King of the Skies? Ryanair v Delayfix (Case C-519/19)
It seems that once the Court of Justice of the European Union starts commenting on Regulation (EU) 261/2004 (the Denied Boarding Regulations, do keep up), it just can’t stop. This week brought another decision, albeit this one focussed more on Regulation (EU) 1215/2012 (recast Brussels, to you and me).
The facts are not unfamiliar. A passenger had assigned to DelayFix his right to claim for €250 for the cancellation of a Ryanair flight. Ryanair refused to pay DelayFix, on the basis of an exclusive jurisdiction clause in its standard terms and conditions which stated that any claim against it had to be brought in the Irish courts.
The Polish court at first instance rejected Ryanair’s jurisdictional argument and accepted jurisdiction over the claim, on the basis that the jurisdiction clause was an unfair contract term within Directive 93/13 (the Unfair Contract Terms Directive – honestly, why don’t they just name them?), and that DelayFix was not bound by it in any event, not having been a party to the contract between the passenger and Ryanair.
Ryanair appealed on the basis that because DelayFix was not a consumer, they could not benefit from provisions of European law expressly designed to assist consumers (and not assignees). The appeal court referred the question to the ECJ of whether an assignee of consumer rights could be regarded as a consumer; or failing that, whether it could be treated as if it were a consumer.
The Warsaw Regional Court put the question in this way:
‘Should Articles 2(b), 3(1) and (2) and 6(1) of Directive 93/13 … and Article 25 of Regulation [No 1215/2012], as regards examination of the validity of an agreement conferring jurisdiction, be interpreted as meaning that the final purchaser of a claim acquired by way of assignment from a consumer, which final purchaser is not a consumer himself, may rely on the absence of
individual negotiation of contractual terms and on unfair contractual terms arising from a jurisdiction clause?’

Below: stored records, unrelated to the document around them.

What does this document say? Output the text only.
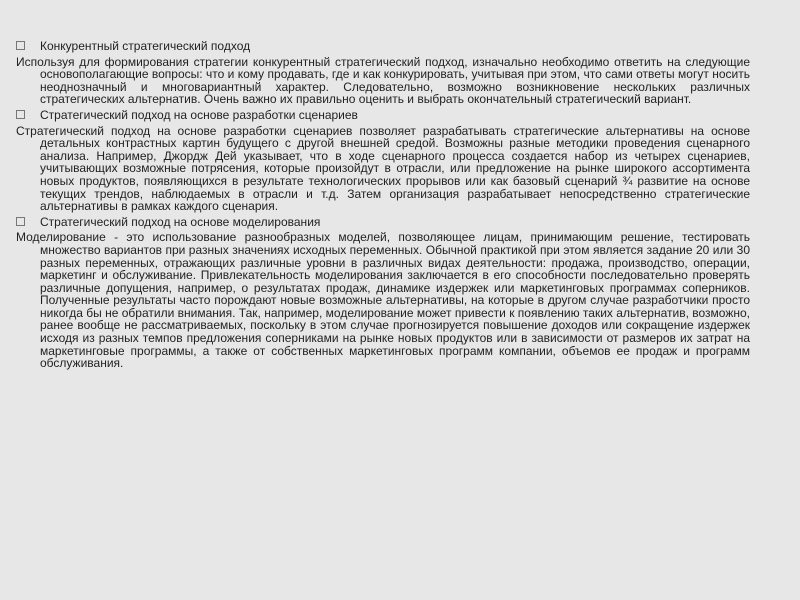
Конкурентный стратегический подход

Используя для формирования стратегии конкурентный стратегический подход, изначально необходимо ответить на следующие основополагающие вопросы: что и кому продавать, где и как конкурировать, учитывая при этом, что сами ответы могут носить неоднозначный и многовариантный характер. Следовательно, возможно возникновение нескольких различных стратегических альтернатив. Очень важно их правильно оценить и выбрать окончательный стратегический вариант.

Стратегический подход на основе разработки сценариев

Стратегический подход на основе разработки сценариев позволяет разрабатывать стратегические альтернативы на основе детальных контрастных картин будущего с другой внешней средой. Возможны разные методики проведения сценарного анализа. Например, Джордж Дей указывает, что в ходе сценарного процесса создается набор из четырех сценариев, учитывающих возможные потрясения, которые произойдут в отрасли, или предложение на рынке широкого ассортимента новых продуктов, появляющихся в результате технологических прорывов или как базовый сценарий ¾ развитие на основе текущих трендов, наблюдаемых в отрасли и т.д. Затем организация разрабатывает непосредственно стратегические альтернативы в рамках каждого сценария.

Стратегический подход на основе моделирования

Моделирование - это использование разнообразных моделей, позволяющее лицам, принимающим решение, тестировать множество вариантов при разных значениях исходных переменных. Обычной практикой при этом является задание 20 или 30 разных переменных, отражающих различные уровни в различных видах деятельности: продажа, производство, операции, маркетинг и обслуживание. Привлекательность моделирования заключается в его способности последовательно проверять различные допущения, например, о результатах продаж, динамике издержек или маркетинговых программах соперников. Полученные результаты часто порождают новые возможные альтернативы, на которые в другом случае разработчики просто никогда бы не обратили внимания. Так, например, моделирование может привести к появлению таких альтернатив, возможно, ранее вообще не рассматриваемых, поскольку в этом случае прогнозируется повышение доходов или сокращение издержек исходя из разных темпов предложения соперниками на рынке новых продуктов или в зависимости от размеров их затрат на маркетинговые программы, а также от собственных маркетинговых программ компании, объемов ее продаж и программ обслуживания.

The CJEU answered the question in this way:
“Article 25 of Regulation (EU) No 1215/2012 of the European Parliament and of the Council of 12 December 2012 on jurisdiction and the recognition and enforcement of judgments in civil and commercial matters must be interpreted as meaning that, in order to contest the jurisdiction of a court to hear and determine an action brought for compensation under Regulation (EC) No 261/2004 of the European Parliament and of the Council of 11 February 2004 establishing common rules on compensation and assistance to passengers in the event of denied boarding and of cancellation or long delay of flights, and repealing Regulation (EEC) No 295/91 and against an airline, a jurisdiction clause incorporated in a contract of carriage concluded between a passenger and that airline cannot be enforced by the airline against a collection agency to which the passenger has assigned the claim, unless, under the legislation of the Member State whose courts are designated in that clause, that collection agency is the successor to all the initial contracting party’s rights and obligations, which it is for the referring court to determine. Where appropriate, such a clause, incorporated, without having been subject to an individual negotiation, in a contract concluded between a consumer, that is to say, the air passenger, and a seller or supplier, that is to say, the airline, and which confers exclusive jurisdiction on the courts which have jurisdiction over the territory in which that airline is based, must be considered as being unfair within the meaning of Article 3(1) of Directive 93/13/EEC of 5 April 1993 on unfair terms in consumer contracts.”
The clause was unfair, and the assignee could rely on that unfairness in asking the court not to apply it.
Ryanair must have seen this result coming, because between referral and judgment it made the €250 payment and then asked the Court not to consider the question referred to it, on the basis
that there was nothing left for the parties to argue over. The Court gave this tactic short shrift, however, on the basis that although one refund had been made, others were still outstanding.
Self-styled King of the Skies Michael O’Leary is unlikely to be happy about this; claims management companies have been targeting Ryanair ever since the Denied Boarding Regulations came into force, and only the operation of Ryanair’s exclusive jurisdiction clause has been able to stop them (cf the decision of Liverpool County Court in Menditta v Ryanair, unreported, April 2017, in which the author had the honour of appearing). Now, it seems, it’s likely to be Open Season on such claims.